John Carter (2012)

John Carter (2012)

[5]

Director Andrew Stanton (WALL-E, Finding Nemo) makes the leap from animation to live-action with this overly-ambitious adaptation of Edgar Rice Burroughs’ story A Princess of Mars. Taylor Kitsch (TV’s Friday Night Lights) stars as the title character, a world-weary Confederate army captain who gets magically whisked away to the planet Mars. There he falls in love with a Martian princess (Lynn Collins) while getting embroiled in a war among two warring factions of humanoids and a more alien species called the Tharks. As the adventure unfolds, Carter begins to wonder whether he belongs back on Earth, or if he should stay on Mars.

John Carter would and should have been more appropriately titled John Carter of Mars if another movie, Mars Needs Moms hadn’t flopped at the box office.

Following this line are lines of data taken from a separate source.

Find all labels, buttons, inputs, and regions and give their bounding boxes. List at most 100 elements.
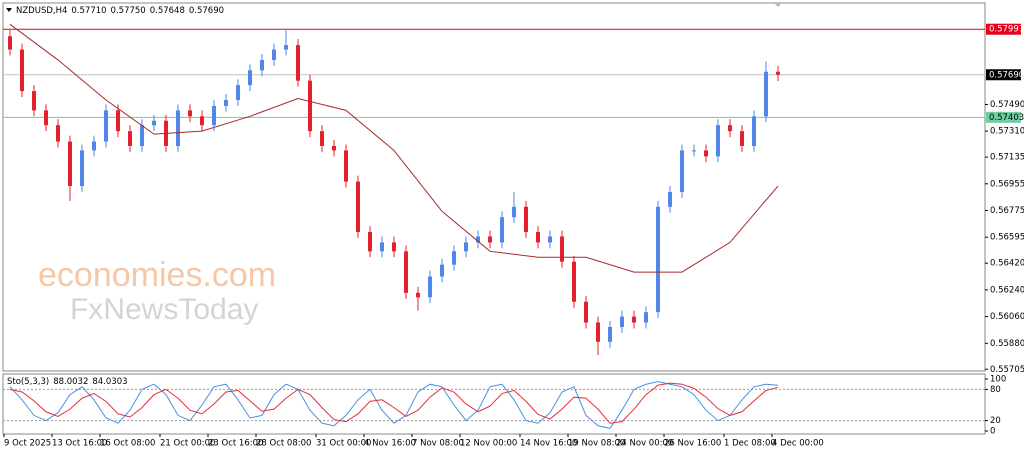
x-tick-label: 28 Oct 08:00: [256, 439, 311, 449]
y-tick-label: 0.56775: [990, 206, 1024, 216]
candle-body: [488, 236, 492, 243]
candle-body: [200, 116, 204, 126]
candle-body: [728, 125, 732, 132]
candle-body: [476, 236, 480, 243]
price-level-label: 0.57690: [989, 70, 1024, 80]
candle-body: [68, 141, 72, 187]
indicator-tick-label: 80: [990, 385, 1001, 395]
price-level-label: 0.57403: [989, 113, 1024, 123]
x-tick-label: 4 Nov 16:00: [364, 439, 416, 449]
candle-body: [104, 110, 108, 142]
y-tick-label: 0.57490: [990, 100, 1024, 110]
price-level-box: [986, 23, 1021, 35]
indicator-header: Sto(5,3,3) 88.0032 84.0303: [7, 377, 128, 387]
shift-marker: [774, 3, 782, 7]
indicator-tick-label: 100: [990, 375, 1006, 385]
x-tick-label: 4 Dec 00:00: [772, 439, 824, 449]
y-tick-label: 0.55705: [990, 365, 1024, 375]
candle-body: [116, 110, 120, 132]
chart-header: NZDUSD,H4 0.57710 0.57750 0.57648 0.57690: [16, 6, 224, 16]
candle-body: [620, 316, 624, 327]
indicator-tick-label: 0: [990, 427, 995, 437]
y-tick-label: 0.56240: [990, 285, 1024, 295]
candle-body: [740, 131, 744, 146]
candle-body: [548, 236, 552, 243]
indicator-reading: 88.0032: [53, 377, 88, 387]
indicator-tick-label: 20: [990, 416, 1001, 426]
x-tick-label: 16 Oct 08:00: [100, 439, 155, 449]
candle-body: [596, 322, 600, 342]
candle-body: [680, 150, 684, 192]
watermark: economies.com: [38, 256, 276, 294]
x-tick-label: 31 Oct 00:00: [316, 439, 371, 449]
x-tick-label: 21 Oct 00:00: [160, 439, 215, 449]
candle-body: [524, 206, 528, 233]
candle-body: [656, 206, 660, 313]
candle-body: [380, 242, 384, 252]
x-tick-label: 9 Oct 2025: [4, 439, 51, 449]
candle-body: [176, 110, 180, 146]
candle-body: [392, 242, 396, 252]
candle-body: [128, 131, 132, 146]
x-tick-label: 26 Nov 16:00: [664, 439, 721, 449]
candle-body: [188, 110, 192, 117]
candle-body: [356, 181, 360, 233]
candle-body: [704, 150, 708, 157]
y-tick-label: 0.56420: [990, 259, 1024, 269]
indicator-reading: 84.0303: [92, 377, 127, 387]
candle-body: [56, 125, 60, 142]
candle-body: [248, 70, 252, 86]
candle-body: [560, 236, 564, 262]
y-tick-label: 0.56060: [990, 312, 1024, 322]
candle-body: [572, 261, 576, 302]
candle-body: [92, 141, 96, 151]
y-tick-label: 0.55880: [990, 339, 1024, 349]
x-tick-label: 7 Nov 08:00: [412, 439, 464, 449]
candle-body: [416, 292, 420, 298]
y-tick-label: 0.57310: [990, 127, 1024, 137]
candle-body: [212, 105, 216, 126]
candle-body: [452, 251, 456, 265]
y-tick-label: 0.56955: [990, 179, 1024, 189]
candle-body: [692, 150, 696, 152]
ohlc-open: 0.57710: [71, 6, 106, 16]
moving-average: [9, 23, 779, 273]
x-tick-label: 24 Nov 00:00: [616, 439, 673, 449]
price-level-label: 0.57997: [989, 25, 1024, 35]
candle-body: [20, 49, 24, 92]
candle-body: [284, 45, 288, 50]
symbol: NZDUSD,H4: [16, 6, 67, 16]
candle-body: [140, 125, 144, 146]
x-tick-label: 13 Oct 16:00: [52, 439, 107, 449]
y-tick-label: 0.56595: [990, 233, 1024, 243]
candle-body: [644, 312, 648, 323]
candle-body: [764, 71, 768, 117]
watermark: FxNewsToday: [70, 293, 258, 326]
candle-body: [500, 217, 504, 243]
candle-body: [368, 232, 372, 252]
candle-body: [440, 264, 444, 277]
candle-body: [8, 36, 12, 50]
candle-body: [536, 232, 540, 243]
candle-body: [776, 71, 780, 75]
x-tick-label: 19 Nov 08:00: [568, 439, 625, 449]
candle-body: [44, 110, 48, 126]
x-tick-label: 12 Nov 00:00: [460, 439, 517, 449]
x-tick-label: 1 Dec 08:00: [724, 439, 776, 449]
candle-body: [332, 145, 336, 151]
candle-body: [80, 150, 84, 187]
candle-body: [608, 326, 612, 342]
candle-body: [404, 251, 408, 293]
candle-body: [320, 131, 324, 146]
price-level-box: [986, 111, 1021, 123]
price-level-box: [986, 69, 1021, 81]
candle-body: [236, 85, 240, 100]
candle-body: [512, 206, 516, 218]
candle-body: [296, 45, 300, 81]
main-panel-frame: [2, 2, 986, 372]
candle-body: [344, 150, 348, 182]
ohlc-close: 0.57690: [189, 6, 224, 16]
menu-arrow[interactable]: [6, 8, 12, 12]
candle-body: [32, 91, 36, 111]
candle-body: [632, 316, 636, 323]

But that wouldn’t have helped with the cumbersome screenplay. The first hour of this movie is confusing and bewildering with its massive, inelegant dumps of exposition. It jumps through time and across the universe enough to give viewers whiplash. The film’s second biggest problem is its main star. Kitsch is simply no movie star, and lacks the charisma to pull us into an adventure with him.

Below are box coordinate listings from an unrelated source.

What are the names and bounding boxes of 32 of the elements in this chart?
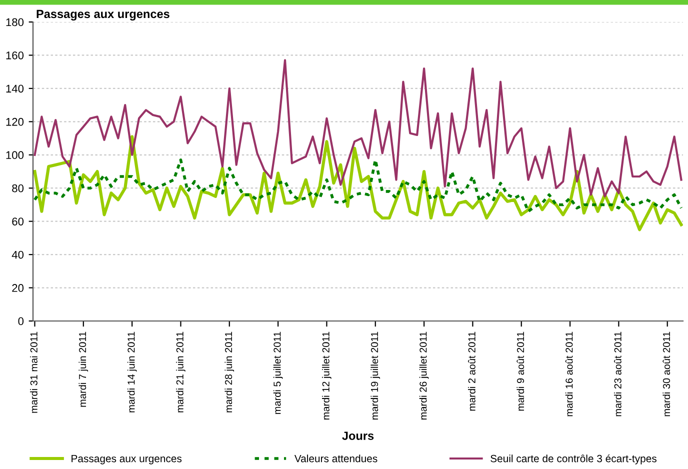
legend-label: Seuil carte de contrôle 3 écart-types	[490, 454, 656, 464]
y-tick-label: 120	[6, 118, 24, 126]
x-tick-label: mardi 28 juin 2011	[224, 332, 234, 412]
y-tick-label: 20	[12, 284, 24, 292]
x-tick-label: mardi 21 juin 2011	[176, 332, 186, 412]
x-tick-label: mardi 2 août 2011	[468, 332, 476, 411]
line-series	[33, 158, 683, 213]
legend-label: Valeurs attendues	[294, 454, 378, 462]
legend-label: Passages aux urgences	[72, 454, 182, 464]
x-tick-label: mardi 7 juin 2011	[78, 332, 88, 407]
x-tick-label: mardi 9 août 2011	[516, 332, 524, 411]
x-tick-label: mardi 19 juillet 2011	[370, 332, 380, 420]
x-tick-label: mardi 5 juillet 2011	[273, 332, 283, 414]
y-tick-label: 60	[12, 218, 24, 226]
line-series	[34, 59, 682, 198]
x-tick-label: mardi 12 juillet 2011	[322, 332, 332, 420]
y-tick-label: 40	[12, 250, 24, 259]
line-series	[33, 135, 683, 232]
y-tick-label: 180	[6, 18, 24, 26]
y-tick-label: 160	[6, 51, 24, 60]
y-tick-label: 100	[6, 151, 24, 160]
x-tick-label: mardi 30 août 2011	[662, 332, 670, 416]
x-axis-title: Jours	[342, 432, 374, 440]
x-tick-label: mardi 31 mai 2011	[30, 332, 38, 413]
y-tick-label: 80	[12, 184, 24, 192]
x-tick-label: mardi 23 août 2011	[614, 332, 622, 416]
y-tick-label: 0	[18, 317, 24, 326]
y-tick-label: 140	[6, 84, 24, 93]
x-tick-label: mardi 14 juin 2011	[127, 332, 137, 412]
x-tick-label: mardi 16 août 2011	[565, 332, 573, 416]
x-tick-label: mardi 26 juillet 2011	[419, 332, 429, 420]
chart-title: Passages aux urgences	[36, 10, 170, 20]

Despite its significant setbacks, if you can stick with the story to the midway point, the second half of the film becomes much more dramatic and entertaining. Lynn Collins is very good as the princess, a woman who falls for Carter while trying to escape a politically contrived marriage. David Strong makes for a good, cold primary villain, and Willem Dafoe lends his recognizable voice to the mercurial leader of the Tharks. The most compelling part of John Carter is its last fifteen minutes, an emotional coda that helps redeem the film’s clunky first hour. To what extent depends on how forgiving the viewer is.

With Samantha Morton, Thomas Haden Church, and Bryan Cranston. Composer Michael Giacchino delivers a nice love theme.